Sub-consciousness of Confucian thoughts

I had to emphasize again that it's totally out of my expectation that I could ever be like this, to say things like this, to think like this so effortlessly. For the first time, it seems so natural and so genuine that I could hardly believe that I would say anything like this. It's actually hidden somewhere inside of me, and that now it gets uncovered by itself, without any conscious effort. I'm adapting. I'm changing. I'm learning it and getting at it. I feel so humane... in a sense that it's not acting anymore. I'm truly myself when i said those words. Words that resonate Confucian thoughts of human nature.

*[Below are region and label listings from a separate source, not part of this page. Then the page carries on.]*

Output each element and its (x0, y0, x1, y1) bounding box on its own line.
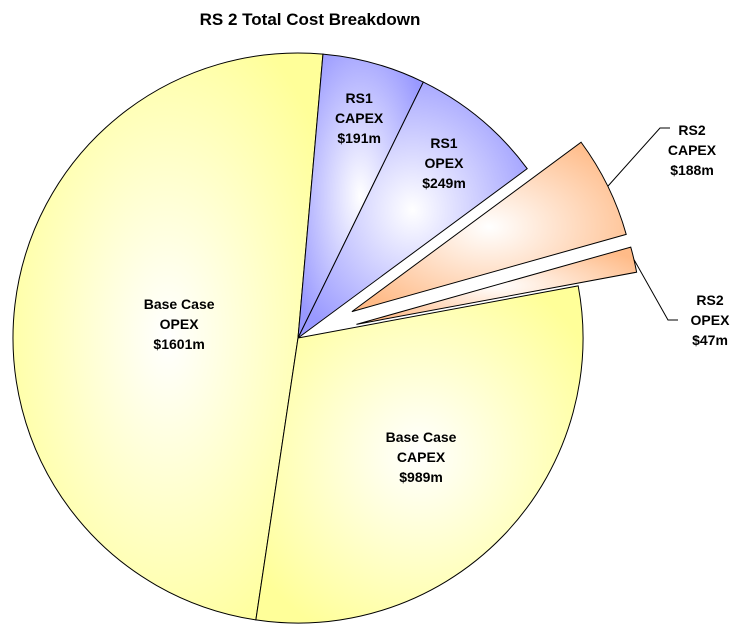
pie-slice (356, 246, 638, 325)
slice-category: RS2 CAPEX (667, 122, 717, 158)
chart-title: RS 2 Total Cost Breakdown (199, 10, 421, 29)
data-label: Base Case OPEX $1601m (134, 294, 224, 354)
slice-category: RS1 CAPEX (335, 90, 384, 127)
slice-value: $1601m (153, 335, 205, 352)
slice-category: Base Case OPEX (143, 295, 215, 332)
data-label: RS1 OPEX $249m (414, 133, 474, 193)
slice-value: $47m (692, 332, 728, 348)
data-label: Base Case CAPEX $989m (376, 427, 466, 487)
slice-category: Base Case CAPEX (385, 428, 457, 465)
data-label: RS2 CAPEX $188m (662, 120, 722, 180)
slice-value: $191m (337, 130, 381, 147)
pie-slice (255, 285, 584, 624)
slice-category: RS1 OPEX (424, 134, 464, 171)
leader-line (633, 259, 678, 321)
leader-line (607, 127, 670, 187)
pie-slice (297, 81, 528, 339)
pie-slice (351, 141, 627, 313)
data-label: RS2 OPEX $47m (680, 290, 740, 350)
slice-category: RS2 OPEX (690, 292, 730, 328)
slice-value: $249m (422, 174, 466, 191)
slice-value: $989m (399, 468, 443, 485)
pie-slice (12, 52, 324, 621)
slice-value: $188m (670, 162, 714, 178)
data-label: RS1 CAPEX $191m (329, 88, 389, 148)
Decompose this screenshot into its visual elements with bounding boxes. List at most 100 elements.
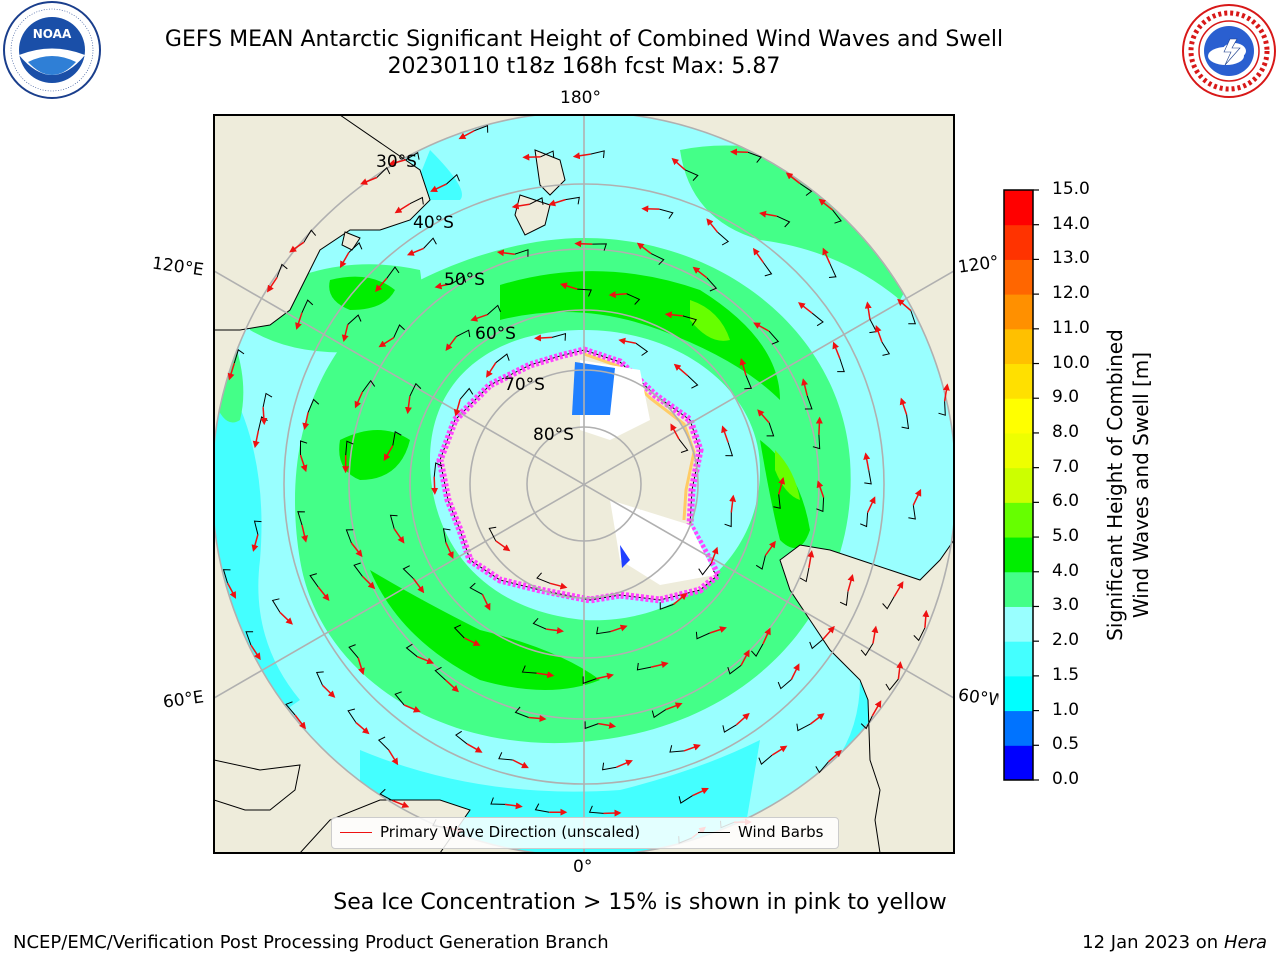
footer-date: 12 Jan 2023 on Hera xyxy=(1082,932,1267,953)
colorbar-title-line2: Wind Waves and Swell [m] xyxy=(1129,351,1153,619)
colorbar-swatch xyxy=(1004,710,1033,746)
wind-barb xyxy=(348,644,359,659)
wind-barb xyxy=(456,329,471,338)
wind-barb xyxy=(776,215,791,228)
wave-direction-arrow xyxy=(417,656,435,665)
wind-barb xyxy=(315,671,324,686)
wind-barb xyxy=(678,795,693,804)
wave-direction-arrow xyxy=(504,802,523,810)
wave-direction-arrow xyxy=(706,218,719,233)
wave-direction-arrow xyxy=(481,594,491,611)
wind-barb xyxy=(684,169,699,181)
wave-direction-arrow xyxy=(339,252,350,269)
svg-text:NOAA: NOAA xyxy=(33,27,72,41)
wind-barb xyxy=(758,754,773,766)
wave-direction-arrow xyxy=(486,362,497,378)
wave-direction-arrow xyxy=(863,452,871,471)
wave-direction-arrow xyxy=(710,546,719,564)
lat-label-70s: 70°S xyxy=(504,375,545,395)
wave-direction-arrow xyxy=(671,157,686,171)
wind-barb xyxy=(488,526,497,542)
wind-barb xyxy=(361,379,376,393)
wave-direction-arrow xyxy=(764,540,776,556)
wave-direction-arrow xyxy=(610,624,628,633)
wave-direction-arrow xyxy=(807,550,815,568)
wind-barb xyxy=(799,183,813,196)
colorbar-tick-label: 12.0 xyxy=(1052,283,1090,304)
wind-barb xyxy=(635,342,649,356)
red-line-icon xyxy=(340,832,372,833)
wave-direction-arrow xyxy=(596,672,614,680)
wave-direction-arrow xyxy=(403,704,421,713)
wind-barb xyxy=(233,348,245,364)
colorbar-swatch xyxy=(1004,641,1033,677)
wind-barb xyxy=(433,462,443,477)
wave-direction-arrow xyxy=(357,657,365,676)
wind-barb xyxy=(860,643,874,657)
wave-direction-arrow xyxy=(301,524,308,543)
wave-direction-arrow xyxy=(559,282,578,290)
wind-barb xyxy=(309,573,319,588)
wind-barb xyxy=(659,602,674,610)
wave-direction-arrow xyxy=(355,721,370,735)
wind-barb xyxy=(682,315,698,326)
wind-barb xyxy=(423,237,437,249)
colorbar-tick-label: 11.0 xyxy=(1052,317,1090,338)
wind-barb xyxy=(409,196,424,205)
lat-label-40s: 40°S xyxy=(413,213,454,233)
wave-direction-arrow xyxy=(673,363,688,376)
wind-barb xyxy=(799,567,810,583)
wave-direction-arrow xyxy=(942,383,950,402)
wind-barb xyxy=(469,582,483,595)
wave-direction-arrow xyxy=(757,409,770,424)
wave-direction-arrow xyxy=(912,488,922,506)
wind-barb xyxy=(678,438,689,453)
lat-label-80s: 80°S xyxy=(533,425,574,445)
wind-barb xyxy=(540,150,555,159)
wave-direction-arrow xyxy=(361,575,376,590)
wind-barb xyxy=(498,752,513,761)
wave-direction-arrow xyxy=(453,398,461,417)
wave-direction-arrow xyxy=(735,712,750,726)
wave-direction-arrow xyxy=(740,649,750,666)
wave-direction-arrow xyxy=(321,684,336,698)
colorbar-tick-label: 6.0 xyxy=(1052,491,1080,512)
wave-direction-arrow xyxy=(616,759,633,768)
wave-direction-arrow xyxy=(822,247,831,265)
wind-barb xyxy=(300,440,308,455)
wave-direction-arrow xyxy=(404,396,412,415)
wave-direction-arrow xyxy=(664,311,683,319)
wind-barb xyxy=(529,197,544,205)
wind-barb xyxy=(446,173,460,185)
wind-barb xyxy=(303,229,317,243)
wave-direction-arrow xyxy=(378,337,395,348)
wave-direction-arrow xyxy=(790,663,800,680)
wind-barb xyxy=(307,398,320,413)
wind-barb xyxy=(495,353,510,364)
wave-direction-arrow xyxy=(266,277,278,293)
wave-direction-arrow xyxy=(896,661,904,680)
wind-barb xyxy=(582,676,597,685)
wave-direction-arrow xyxy=(762,627,771,645)
wind-barb xyxy=(698,563,712,576)
wave-direction-arrow xyxy=(847,573,855,592)
colorbar-swatch xyxy=(1004,224,1033,260)
wind-barb xyxy=(301,299,314,314)
wind-barb xyxy=(596,626,611,635)
colorbar-tick-label: 8.0 xyxy=(1052,421,1080,442)
colorbar-swatch xyxy=(1004,502,1033,538)
wave-direction-arrow xyxy=(546,627,564,634)
colorbar-swatch xyxy=(1004,398,1033,434)
wind-barb xyxy=(514,706,529,718)
wave-direction-arrow xyxy=(692,787,709,797)
wave-direction-arrow xyxy=(374,277,388,293)
wave-direction-arrow xyxy=(463,637,481,646)
wind-barb xyxy=(901,414,910,430)
colorbar-tick-label: 0.0 xyxy=(1052,769,1080,789)
wind-barb xyxy=(285,701,296,716)
colorbar-swatch xyxy=(1004,537,1033,573)
wind-barb xyxy=(812,434,821,450)
wave-direction-arrow xyxy=(665,702,683,711)
wave-direction-arrow xyxy=(721,425,729,443)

On that instant, words just come out from my heart, sincere words. I was saying things to the student for her bad conduct in class. Those who are familiar with Confucian thoughts will definitely see and understand what I'm talking about. I tend to remember every single word I said, and hence made this entry possible to be reproduced in my blog.

"Now that you have been though your primary school, you should know what is appropriate in class and what is inappropriate in class. I think there is no need for me to list out to you the school rules, now that you are in secondary school. You would have it in your heart. Everyone can be good. Everyone knows how to be good. It is inside of you. And i know your nature is good, and that sometimes bad conduct simply manifest in you. But you always have a choice, to be good or bad, its all up to you. "

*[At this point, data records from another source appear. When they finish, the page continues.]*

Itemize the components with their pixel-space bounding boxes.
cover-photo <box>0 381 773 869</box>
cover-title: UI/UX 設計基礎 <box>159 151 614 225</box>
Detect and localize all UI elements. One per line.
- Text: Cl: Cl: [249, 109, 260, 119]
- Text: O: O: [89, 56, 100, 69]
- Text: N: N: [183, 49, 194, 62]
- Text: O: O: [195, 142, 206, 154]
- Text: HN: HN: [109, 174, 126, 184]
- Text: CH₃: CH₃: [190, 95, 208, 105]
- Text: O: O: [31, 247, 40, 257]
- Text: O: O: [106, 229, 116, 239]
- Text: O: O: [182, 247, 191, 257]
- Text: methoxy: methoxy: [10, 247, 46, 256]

Human nature is always good. That's what Mencius has claimed, and the slogan of his philosophy. Xunzi however, believes that human nature is bad. Perhaps there is no point in arguing who is right and wrong, for this thoughts survived long ages and still find itself existing till this very day. Perhaps there is no contradiction, only a matter of preference of which idea to be comfortable with. This is like the fact that some people like the taste of sweetness, some like sourness, some enjoy spiciness.

Today, i actually said something Confucian without me knowing it. That is always what i have wanted to try to achieve, to attain effortless living. that's so Cool.......And i shall remember this day and mark its significance in my life.